Fear sets in at the very thought of being oneself. Will I hurt my colleague if I laugh at his hilarious statement? Why is it wrong to be slow or finicky? Why does having a constant smile on my face become an obligation in life? Why am I wrong if I have a frown on my face when I'm deep in thought and right if I smile for no reason at all? Undoubtedly, a smile is the flickering flame to a happy day ahead, but why do people jump to various unwarranted conclusions if you aren't smiling? Is there no one whose opinions comply with mine? Did you ever contemplate embracing the dark side of that very imperfect person whose positive aspects give you a wiff of fresh air? Who demarcates the innumerable hues of human behaviour?
Ever since you realised that you are an entity on earth, you have been told that you are unique, you are unique; then why is each one of us jostled into that pack of tractable individuals that the world willingly encompasses?

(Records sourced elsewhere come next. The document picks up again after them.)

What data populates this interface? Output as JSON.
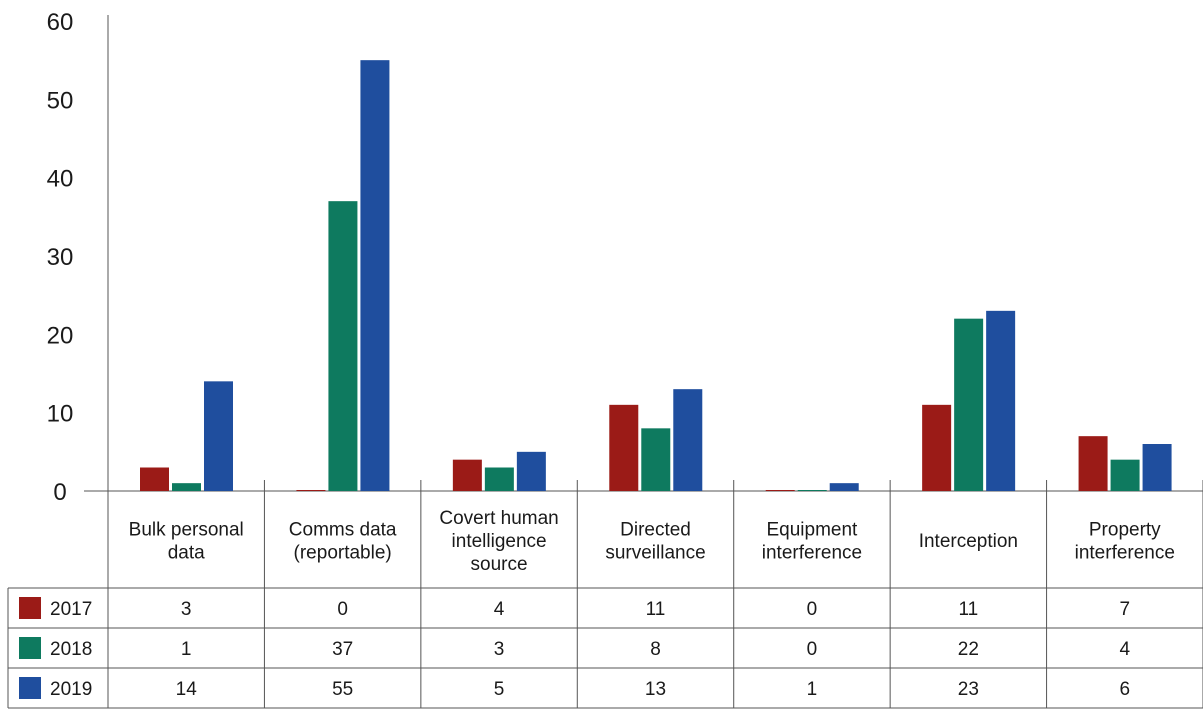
{
  "chart_data": {
    "type": "bar",
    "title": "",
    "xlabel": "",
    "ylabel": "",
    "ylim": [
      0,
      60
    ],
    "yticks": [
      "0",
      "10",
      "20",
      "30",
      "40",
      "50",
      "60"
    ],
    "grid": false,
    "legend": "data table below chart",
    "categories": [
      [
        "Bulk personal",
        "data"
      ],
      [
        "Comms data",
        "(reportable)"
      ],
      [
        "Covert human",
        "intelligence",
        "source"
      ],
      [
        "Directed",
        "surveillance"
      ],
      [
        "Equipment",
        "interference"
      ],
      [
        "Interception"
      ],
      [
        "Property",
        "interference"
      ]
    ],
    "series": [
      {
        "name": "2017",
        "color": "#9b1b17",
        "values": [
          3,
          0,
          4,
          11,
          0,
          11,
          7
        ]
      },
      {
        "name": "2018",
        "color": "#0e7a5f",
        "values": [
          1,
          37,
          3,
          8,
          0,
          22,
          4
        ]
      },
      {
        "name": "2019",
        "color": "#1f4e9e",
        "values": [
          14,
          55,
          5,
          13,
          1,
          23,
          6
        ]
      }
    ]
  }
}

Is it possible for each one of us to author our individual concept of pragmatism?

The above is my mind's questionaire that had probably taken a back seat until mental agitation surpassed my ability to restrain my thoughts.

Yes, I quite evidently am one of the most tempermental beings on the face of this earth and yet, I do not fail to realise that this very placid composure of mine has made me the person I am today. I argue, i fight, i cry, i share, i care, i understand, i crib, i sulk, i overlook, i forgive and of course, i err ; coz I'm human!